We conducted pre-established stratified analyses according to age at baseline (35–65 years and ≥65 years) and sex, to test a possible modification effect of these conditions. P for interaction between fibrinogen (< or ≥400 mg/dL) and the potential effect modifiers (age, sex) was tested adding corresponding cross-product terms in the model. We also performed subgroup analyses according to anatomical subsite [colon (ICD-9-CM 153) and rectum (ICD-9-CM 154)] and age at diagnosis [early (<60 years) and late (≥60 years)].
Sensitivity analyses were performed after excluding a) individuals with CRC family history, b) CRC events that occurred during the first 12 months of follow-up (the latter was decided to reduce the likelihood of CRC status already in progress before fibrinogen measurement) and c) stratifying by CRC stage and grade.

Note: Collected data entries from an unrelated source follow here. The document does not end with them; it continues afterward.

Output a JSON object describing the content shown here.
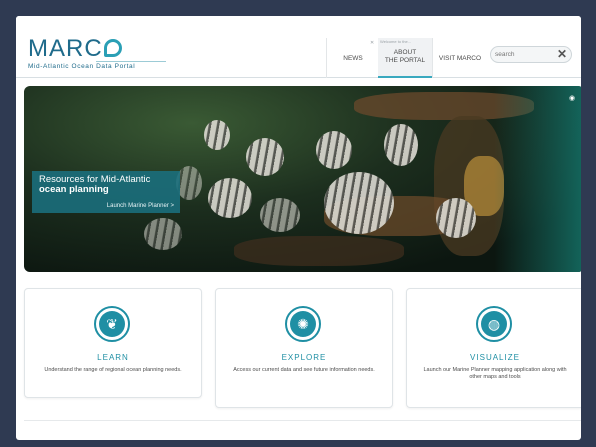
{
  "header": {
    "logo_text": "MARC",
    "logo_subtitle": "Mid-Atlantic Ocean Data Portal",
    "nav": {
      "news": "NEWS",
      "about_tip": "Welcome to the...",
      "about_line1": "ABOUT",
      "about_line2": "THE PORTAL",
      "visit": "VISIT MARCO"
    },
    "search": {
      "placeholder": "search",
      "clear_label": "✕"
    }
  },
  "hero": {
    "title_line1": "Resources for Mid-Atlantic",
    "title_line2": "ocean planning",
    "link": "Launch Marine Planner >"
  },
  "cards": [
    {
      "title": "LEARN",
      "description": "Understand the range of regional ocean planning needs.",
      "icon": "apple-icon"
    },
    {
      "title": "EXPLORE",
      "description": "Access our current data and see future information needs.",
      "icon": "network-icon"
    },
    {
      "title": "VISUALIZE",
      "description": "Launch our Marine Planner mapping application along with other maps and tools",
      "icon": "globe-icon"
    }
  ],
  "colors": {
    "accent": "#1f8fa4",
    "brand": "#1f6b8b",
    "background": "#2f3a52"
  }
}
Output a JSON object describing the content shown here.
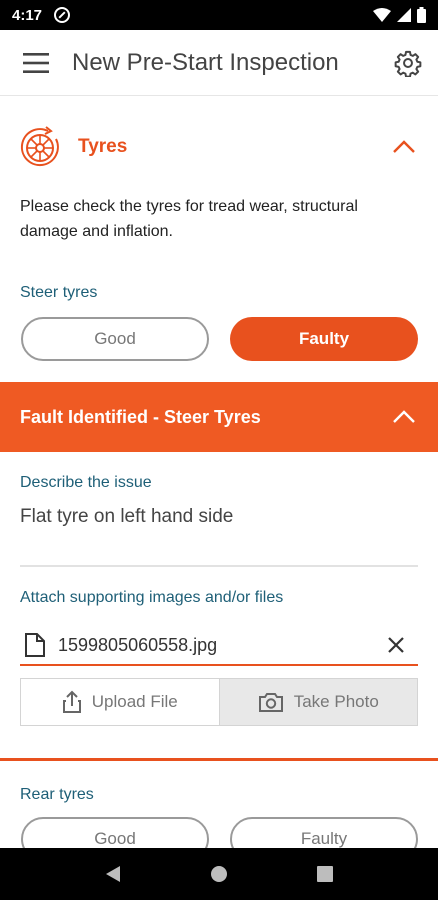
{
  "status_bar": {
    "time": "4:17"
  },
  "app_bar": {
    "title": "New Pre-Start Inspection"
  },
  "tyres_section": {
    "title": "Tyres",
    "instructions": "Please check the tyres for tread wear, structural damage and inflation.",
    "steer": {
      "label": "Steer tyres",
      "good_label": "Good",
      "faulty_label": "Faulty",
      "selected": "Faulty"
    },
    "fault": {
      "title": "Fault Identified - Steer Tyres",
      "describe_label": "Describe the issue",
      "describe_value": "Flat tyre on left hand side",
      "attach_label": "Attach supporting images and/or files",
      "attached_file": "1599805060558.jpg",
      "upload_label": "Upload File",
      "photo_label": "Take Photo"
    },
    "rear": {
      "label": "Rear tyres",
      "good_label": "Good",
      "faulty_label": "Faulty"
    }
  },
  "colors": {
    "accent": "#e8511e",
    "label": "#1e5f77"
  },
  "icons": [
    "menu-icon",
    "gear-icon",
    "tyre-icon",
    "chevron-up-icon",
    "document-icon",
    "close-icon",
    "upload-icon",
    "camera-icon"
  ]
}
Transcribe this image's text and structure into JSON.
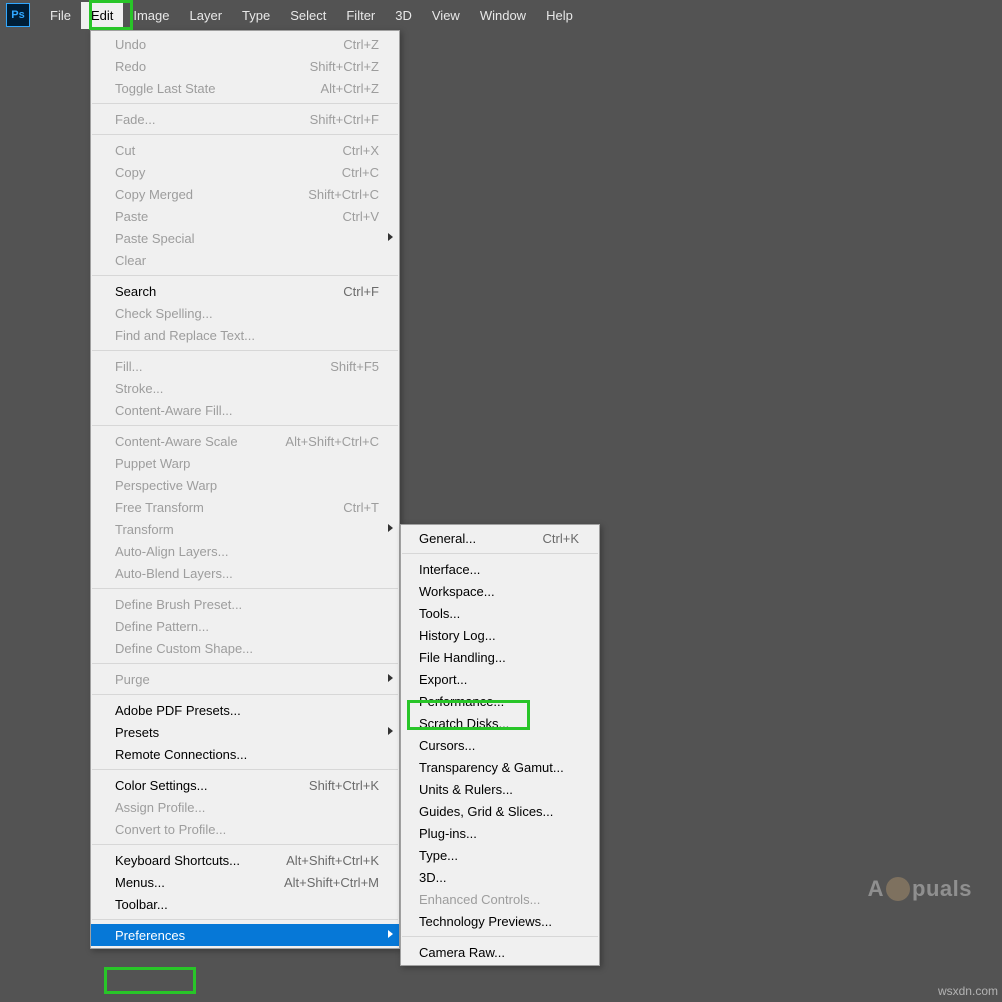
{
  "app_logo": "Ps",
  "menubar": {
    "items": [
      "File",
      "Edit",
      "Image",
      "Layer",
      "Type",
      "Select",
      "Filter",
      "3D",
      "View",
      "Window",
      "Help"
    ],
    "active_index": 1
  },
  "edit_menu": [
    {
      "label": "Undo",
      "shortcut": "Ctrl+Z",
      "disabled": true
    },
    {
      "label": "Redo",
      "shortcut": "Shift+Ctrl+Z",
      "disabled": true
    },
    {
      "label": "Toggle Last State",
      "shortcut": "Alt+Ctrl+Z",
      "disabled": true
    },
    {
      "sep": true
    },
    {
      "label": "Fade...",
      "shortcut": "Shift+Ctrl+F",
      "disabled": true
    },
    {
      "sep": true
    },
    {
      "label": "Cut",
      "shortcut": "Ctrl+X",
      "disabled": true
    },
    {
      "label": "Copy",
      "shortcut": "Ctrl+C",
      "disabled": true
    },
    {
      "label": "Copy Merged",
      "shortcut": "Shift+Ctrl+C",
      "disabled": true
    },
    {
      "label": "Paste",
      "shortcut": "Ctrl+V",
      "disabled": true
    },
    {
      "label": "Paste Special",
      "submenu": true,
      "disabled": true
    },
    {
      "label": "Clear",
      "disabled": true
    },
    {
      "sep": true
    },
    {
      "label": "Search",
      "shortcut": "Ctrl+F"
    },
    {
      "label": "Check Spelling...",
      "disabled": true
    },
    {
      "label": "Find and Replace Text...",
      "disabled": true
    },
    {
      "sep": true
    },
    {
      "label": "Fill...",
      "shortcut": "Shift+F5",
      "disabled": true
    },
    {
      "label": "Stroke...",
      "disabled": true
    },
    {
      "label": "Content-Aware Fill...",
      "disabled": true
    },
    {
      "sep": true
    },
    {
      "label": "Content-Aware Scale",
      "shortcut": "Alt+Shift+Ctrl+C",
      "disabled": true
    },
    {
      "label": "Puppet Warp",
      "disabled": true
    },
    {
      "label": "Perspective Warp",
      "disabled": true
    },
    {
      "label": "Free Transform",
      "shortcut": "Ctrl+T",
      "disabled": true
    },
    {
      "label": "Transform",
      "submenu": true,
      "disabled": true
    },
    {
      "label": "Auto-Align Layers...",
      "disabled": true
    },
    {
      "label": "Auto-Blend Layers...",
      "disabled": true
    },
    {
      "sep": true
    },
    {
      "label": "Define Brush Preset...",
      "disabled": true
    },
    {
      "label": "Define Pattern...",
      "disabled": true
    },
    {
      "label": "Define Custom Shape...",
      "disabled": true
    },
    {
      "sep": true
    },
    {
      "label": "Purge",
      "submenu": true,
      "disabled": true
    },
    {
      "sep": true
    },
    {
      "label": "Adobe PDF Presets..."
    },
    {
      "label": "Presets",
      "submenu": true
    },
    {
      "label": "Remote Connections..."
    },
    {
      "sep": true
    },
    {
      "label": "Color Settings...",
      "shortcut": "Shift+Ctrl+K"
    },
    {
      "label": "Assign Profile...",
      "disabled": true
    },
    {
      "label": "Convert to Profile...",
      "disabled": true
    },
    {
      "sep": true
    },
    {
      "label": "Keyboard Shortcuts...",
      "shortcut": "Alt+Shift+Ctrl+K"
    },
    {
      "label": "Menus...",
      "shortcut": "Alt+Shift+Ctrl+M"
    },
    {
      "label": "Toolbar..."
    },
    {
      "sep": true
    },
    {
      "label": "Preferences",
      "submenu": true,
      "selected": true
    }
  ],
  "prefs_menu": [
    {
      "label": "General...",
      "shortcut": "Ctrl+K"
    },
    {
      "sep": true
    },
    {
      "label": "Interface..."
    },
    {
      "label": "Workspace..."
    },
    {
      "label": "Tools..."
    },
    {
      "label": "History Log..."
    },
    {
      "label": "File Handling..."
    },
    {
      "label": "Export..."
    },
    {
      "label": "Performance..."
    },
    {
      "label": "Scratch Disks..."
    },
    {
      "label": "Cursors..."
    },
    {
      "label": "Transparency & Gamut..."
    },
    {
      "label": "Units & Rulers..."
    },
    {
      "label": "Guides, Grid & Slices..."
    },
    {
      "label": "Plug-ins..."
    },
    {
      "label": "Type..."
    },
    {
      "label": "3D..."
    },
    {
      "label": "Enhanced Controls...",
      "disabled": true
    },
    {
      "label": "Technology Previews..."
    },
    {
      "sep": true
    },
    {
      "label": "Camera Raw..."
    }
  ],
  "watermark": {
    "prefix": "A",
    "suffix": "puals"
  },
  "source": "wsxdn.com"
}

Finally, we tested the robustness of our findings repeating the main analysis using a case-control approach. Eight CRC cases counted in the subcohort were deleted from the control group (N Cases = 126: N Control = 1,282) and a multivariable logistic regression analysis was performed.
Due to key role of fibrinogen in both the coagulation cascade and the inflammatory responses, we explored if the studied association could be influenced by other inflammatory or hemostasis biomarkers. Additionally, the potential confounding effect of a large panel of biomarkers found to be associated with CRC in previous studies (31, 39–42) was also investigated.
SAS/STAT software, version 9.4, was used for the statistical analyses (SAS Institute Inc., Cary, NC, USA) (43).
Results
In the Moli-sani subcohort (N = 1290, 55.0% women, mean age 55.0 ± 12.0 years) the median value of plasma fibrinogen levels was 292 mg/dL (IQR = 248–348) and the 9.6% had fibrinogen ≥400 mg/dL (Table 1).
Table 1. Baseline characteristics in the subcohort (N = 1,290) and cases (N = 126) according to levels of fibrinogen < or ≥400 mg/dL.
The socio-demographic and clinical characteristics of the population study have been shown in Table 1 and Supplementary Table S1. Higher prevalence of men, adults aged ≥65 years, current smokers, individuals living in urban areas, use of diabetes medication, history of hypertension or CVD was found in the group with fibrinogen levels ≥400 mg/dL (Table 1).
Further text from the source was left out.